Penny had taken a CPR course since it was a mandatory part of her hiring at the pharmaceutical company. "A, B, C," her instructor had told her. "Airway. Breathing. Circulation. In that order, they are the keys to resuscitation. Always start with the airway as it is the gateway to the single most important thing everyone needs in life."

Oxygen

"Remember your ABC's indeed," Penny told herself as she sniggered.

She leaned down over Leonard and repositioned his head. She opened his mouth, then her own, and took a deep breath. She expelled the air from her lungs directly into his mouth. And just as she had easily anticipated, her breaths were only met with resistance. It was confirmation that Leonard's bronchial passages had severely narrowed, allowing little air into or out of his lungs. Penny knew there was only one thing now that could possibly save him.

Bronchodilators

However, she also knew Leonard's salbutamol inhaler was absolutely and completely empty, as she had drained it of its medicinal contents three hours before.

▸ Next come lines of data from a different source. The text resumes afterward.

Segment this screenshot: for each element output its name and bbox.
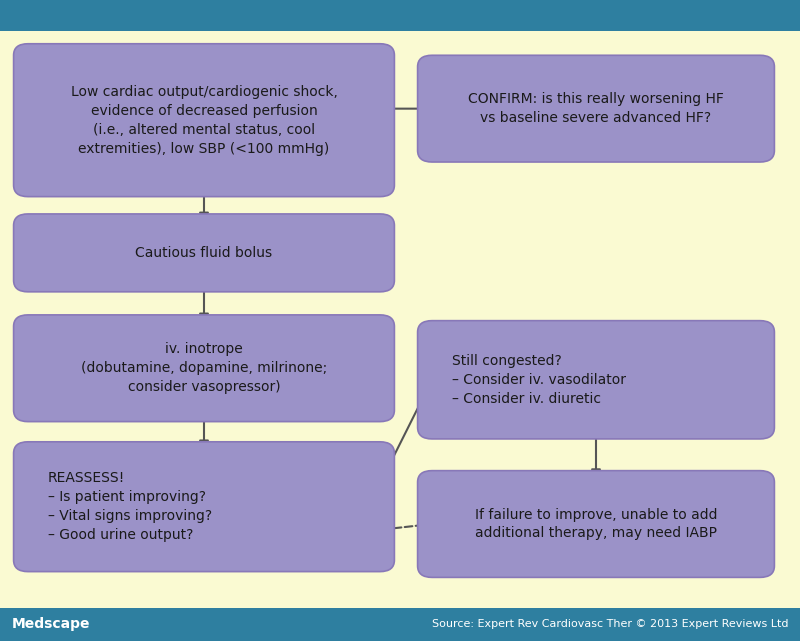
FancyBboxPatch shape [0,608,800,641]
FancyBboxPatch shape [0,0,800,31]
Text: Cautious fluid bolus: Cautious fluid bolus [135,246,273,260]
Text: REASSESS!
– Is patient improving?
– Vital signs improving?
– Good urine output?: REASSESS! – Is patient improving? – Vita… [48,471,212,542]
FancyBboxPatch shape [418,320,774,439]
Text: Medscape: Medscape [12,617,90,631]
Text: If failure to improve, unable to add
additional therapy, may need IABP: If failure to improve, unable to add add… [474,508,718,540]
Text: CONFIRM: is this really worsening HF
vs baseline severe advanced HF?: CONFIRM: is this really worsening HF vs … [468,92,724,125]
Text: Still congested?
– Consider iv. vasodilator
– Consider iv. diuretic: Still congested? – Consider iv. vasodila… [452,354,626,406]
FancyBboxPatch shape [418,470,774,578]
FancyBboxPatch shape [14,442,394,572]
Text: iv. inotrope
(dobutamine, dopamine, milrinone;
consider vasopressor): iv. inotrope (dobutamine, dopamine, milr… [81,342,327,394]
FancyBboxPatch shape [14,315,394,422]
FancyBboxPatch shape [14,214,394,292]
Text: Source: Expert Rev Cardiovasc Ther © 2013 Expert Reviews Ltd: Source: Expert Rev Cardiovasc Ther © 201… [431,619,788,629]
Text: Low cardiac output/cardiogenic shock,
evidence of decreased perfusion
(i.e., alt: Low cardiac output/cardiogenic shock, ev… [70,85,338,156]
FancyBboxPatch shape [418,55,774,162]
FancyBboxPatch shape [14,44,394,197]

Leonard was essentially unconscious at this point with no ability to communicate. He did feel Penny's mouth on his again in what he mistakenly assumed would be an attempt at a rescue breath. But it felt different - much more like a kiss than anything else.

And then he heard it.

In fact, it would be the last thing Leonard ever heard. It was Penny's voice, barely a whisper, directed intentionally towards his ear. The word she spoke was clear, concise, and undeniably…. spelled correctly.

"A-s-t-h-m-a."

The End

Addendum: I should note that in 2010 the American Heart Association and the International Liaison Committee on Resuscitation changed their guidelines and now advocate circulation, airway, breathing as the protocol to be followed, in most cases, for basic cardiac life support. However, the mnemonic CAB just doesn't work as well as ABC in the context of this story, so I used the previous standard.